The XML files are available at https://bulkdata.uspto.gov/data2/patent/assignment/

The down-loader script used to download XML files is essentially same, with minor changes, as the one used for downloading USPTO patent-data.
That is, the current version of down-loader script downloads all files from the base URL (see above).

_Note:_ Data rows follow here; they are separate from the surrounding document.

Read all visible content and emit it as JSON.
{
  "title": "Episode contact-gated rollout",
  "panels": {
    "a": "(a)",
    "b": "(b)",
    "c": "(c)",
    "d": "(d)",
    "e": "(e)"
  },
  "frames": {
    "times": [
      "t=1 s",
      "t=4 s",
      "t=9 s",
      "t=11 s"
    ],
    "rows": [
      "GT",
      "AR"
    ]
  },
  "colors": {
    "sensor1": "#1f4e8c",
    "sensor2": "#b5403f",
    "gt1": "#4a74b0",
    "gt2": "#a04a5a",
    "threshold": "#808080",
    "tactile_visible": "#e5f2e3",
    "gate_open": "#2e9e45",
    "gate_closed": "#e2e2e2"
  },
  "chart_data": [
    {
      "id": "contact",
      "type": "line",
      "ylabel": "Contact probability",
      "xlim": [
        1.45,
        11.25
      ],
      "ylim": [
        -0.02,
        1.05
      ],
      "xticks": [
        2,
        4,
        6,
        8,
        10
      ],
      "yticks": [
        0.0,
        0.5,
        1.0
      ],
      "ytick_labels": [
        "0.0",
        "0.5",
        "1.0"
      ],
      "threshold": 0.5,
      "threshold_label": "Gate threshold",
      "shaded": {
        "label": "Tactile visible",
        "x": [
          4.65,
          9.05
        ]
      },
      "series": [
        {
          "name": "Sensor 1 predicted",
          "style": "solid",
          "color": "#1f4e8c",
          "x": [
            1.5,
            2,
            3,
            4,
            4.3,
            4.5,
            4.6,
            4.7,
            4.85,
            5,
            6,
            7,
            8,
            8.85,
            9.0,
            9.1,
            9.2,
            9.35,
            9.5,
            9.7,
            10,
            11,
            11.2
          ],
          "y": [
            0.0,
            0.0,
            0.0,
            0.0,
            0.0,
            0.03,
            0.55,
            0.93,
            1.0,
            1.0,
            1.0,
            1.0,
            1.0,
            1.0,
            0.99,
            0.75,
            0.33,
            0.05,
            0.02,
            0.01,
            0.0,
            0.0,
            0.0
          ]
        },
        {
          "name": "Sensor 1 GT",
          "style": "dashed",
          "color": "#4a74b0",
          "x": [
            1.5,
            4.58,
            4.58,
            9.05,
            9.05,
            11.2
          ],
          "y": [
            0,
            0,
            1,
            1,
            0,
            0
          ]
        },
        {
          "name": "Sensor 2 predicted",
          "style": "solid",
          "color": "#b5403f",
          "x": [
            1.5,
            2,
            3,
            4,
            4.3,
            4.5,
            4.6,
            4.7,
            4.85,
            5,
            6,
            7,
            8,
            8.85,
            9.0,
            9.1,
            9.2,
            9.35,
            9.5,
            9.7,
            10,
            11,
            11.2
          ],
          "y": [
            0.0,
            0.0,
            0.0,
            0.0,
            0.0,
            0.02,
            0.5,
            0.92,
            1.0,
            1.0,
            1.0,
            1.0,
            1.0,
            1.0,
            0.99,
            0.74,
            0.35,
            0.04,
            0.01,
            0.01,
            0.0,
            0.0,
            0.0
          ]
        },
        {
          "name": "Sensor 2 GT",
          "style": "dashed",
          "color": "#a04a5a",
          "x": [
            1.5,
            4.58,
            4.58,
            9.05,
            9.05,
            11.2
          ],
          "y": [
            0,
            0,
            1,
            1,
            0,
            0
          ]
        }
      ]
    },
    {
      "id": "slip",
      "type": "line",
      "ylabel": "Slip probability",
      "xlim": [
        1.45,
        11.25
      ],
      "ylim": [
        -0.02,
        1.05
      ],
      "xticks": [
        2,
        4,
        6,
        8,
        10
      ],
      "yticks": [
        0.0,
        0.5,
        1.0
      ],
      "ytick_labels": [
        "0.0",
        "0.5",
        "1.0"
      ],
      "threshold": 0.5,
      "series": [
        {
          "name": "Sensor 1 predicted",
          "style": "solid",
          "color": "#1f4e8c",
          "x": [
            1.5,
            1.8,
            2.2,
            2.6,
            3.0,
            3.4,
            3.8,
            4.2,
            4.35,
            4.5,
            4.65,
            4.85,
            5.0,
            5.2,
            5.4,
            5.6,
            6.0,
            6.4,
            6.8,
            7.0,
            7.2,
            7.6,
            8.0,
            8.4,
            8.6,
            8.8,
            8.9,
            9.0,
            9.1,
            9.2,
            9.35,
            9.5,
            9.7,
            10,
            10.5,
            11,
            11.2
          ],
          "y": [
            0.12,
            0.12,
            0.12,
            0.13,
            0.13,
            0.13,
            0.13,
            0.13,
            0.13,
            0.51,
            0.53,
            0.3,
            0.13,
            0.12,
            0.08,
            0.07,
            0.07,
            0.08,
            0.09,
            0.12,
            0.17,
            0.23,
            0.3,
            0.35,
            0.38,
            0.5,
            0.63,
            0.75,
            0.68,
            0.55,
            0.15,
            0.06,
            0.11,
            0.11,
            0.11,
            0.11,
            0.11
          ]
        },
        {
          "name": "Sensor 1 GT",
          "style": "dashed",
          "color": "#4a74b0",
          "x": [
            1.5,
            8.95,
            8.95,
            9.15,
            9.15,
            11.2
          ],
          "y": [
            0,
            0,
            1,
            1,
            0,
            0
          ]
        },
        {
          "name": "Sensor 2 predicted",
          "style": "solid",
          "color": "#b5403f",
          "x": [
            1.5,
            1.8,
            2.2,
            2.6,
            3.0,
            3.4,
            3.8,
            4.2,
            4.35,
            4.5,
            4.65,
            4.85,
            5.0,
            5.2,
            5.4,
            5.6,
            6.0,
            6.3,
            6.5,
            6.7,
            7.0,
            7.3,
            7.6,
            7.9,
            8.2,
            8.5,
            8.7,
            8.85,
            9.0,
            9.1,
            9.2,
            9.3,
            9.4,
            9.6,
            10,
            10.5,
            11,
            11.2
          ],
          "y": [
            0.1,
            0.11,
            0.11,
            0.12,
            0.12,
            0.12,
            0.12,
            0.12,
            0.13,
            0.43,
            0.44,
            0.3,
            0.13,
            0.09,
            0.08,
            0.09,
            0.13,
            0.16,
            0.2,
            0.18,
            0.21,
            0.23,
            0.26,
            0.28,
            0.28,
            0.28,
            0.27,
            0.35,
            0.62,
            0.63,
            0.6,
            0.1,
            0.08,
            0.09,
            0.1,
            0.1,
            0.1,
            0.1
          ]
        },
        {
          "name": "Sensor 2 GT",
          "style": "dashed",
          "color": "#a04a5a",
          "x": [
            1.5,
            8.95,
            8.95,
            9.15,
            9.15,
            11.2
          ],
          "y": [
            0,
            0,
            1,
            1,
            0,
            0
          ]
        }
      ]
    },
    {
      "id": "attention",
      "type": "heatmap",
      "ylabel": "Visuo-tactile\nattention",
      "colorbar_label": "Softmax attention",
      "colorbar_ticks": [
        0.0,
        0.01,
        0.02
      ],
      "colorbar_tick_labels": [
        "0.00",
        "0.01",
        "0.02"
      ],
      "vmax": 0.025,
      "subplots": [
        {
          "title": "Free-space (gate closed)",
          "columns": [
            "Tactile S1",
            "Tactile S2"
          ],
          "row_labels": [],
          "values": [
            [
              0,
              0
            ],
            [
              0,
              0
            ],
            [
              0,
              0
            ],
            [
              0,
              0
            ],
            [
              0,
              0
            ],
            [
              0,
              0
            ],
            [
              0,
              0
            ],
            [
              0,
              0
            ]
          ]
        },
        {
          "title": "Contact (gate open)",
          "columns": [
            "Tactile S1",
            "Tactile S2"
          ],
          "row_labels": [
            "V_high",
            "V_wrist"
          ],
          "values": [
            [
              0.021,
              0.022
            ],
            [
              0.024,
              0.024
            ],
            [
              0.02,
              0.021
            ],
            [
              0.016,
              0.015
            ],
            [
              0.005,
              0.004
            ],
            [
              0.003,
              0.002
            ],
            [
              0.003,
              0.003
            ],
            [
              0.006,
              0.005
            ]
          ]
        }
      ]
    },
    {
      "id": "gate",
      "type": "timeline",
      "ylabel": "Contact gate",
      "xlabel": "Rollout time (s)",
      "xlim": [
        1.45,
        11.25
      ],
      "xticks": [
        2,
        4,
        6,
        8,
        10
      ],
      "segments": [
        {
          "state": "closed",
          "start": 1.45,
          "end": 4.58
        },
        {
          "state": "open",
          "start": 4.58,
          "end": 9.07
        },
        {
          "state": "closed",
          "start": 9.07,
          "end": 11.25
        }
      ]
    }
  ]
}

=== Parsing the XML files ===
repository: Patent_Data_Parser
branch: next
directory: /uspto_assignees_xml_parser
file: uspto_assignees_XML_parser.plx

==== NAME ====

uspto_assignees_XML_parser.plx - Parses XML files and populates a database.

Specifically, parses every file in a directory according to a schema (see above).
Then populates a database on the RDP.

==== SYNOPSIS ====

perl uspto_assignees_XML_parser.plx /path/to/directory_containing_XML_files

==== USAGE & FEATURES ====

'''Arguments'''
The full path to directory is provided as a command line argument. It should contain the XML files to parse and no other file.
This path should be specified in Windows format (with '\') and NOT unix format.

'''Features and Effects'''
As each XML file is parsed, a database on local host (RDP) is populated. If at any point there is an error, for example a particular
XML file is bad/invalid or the psql statement cannot be executed, the program aborts with a message.

We choose to populate local database because remote connections are too slow. The database is eventually moved to DataBase server manually.

==== TESTS ====
The first version does the job as expected. It was used to populate the assignees database by parsing XML files from USPTO(see above).
We parsed all XML files dated till 7/4/2016.

==== TO DO ====
*Add more command line options to improve usability.
*Improve portability to allow Unix/Linux pathnames. This is straightforward to do with Perl modules File::Basename and File::Spec.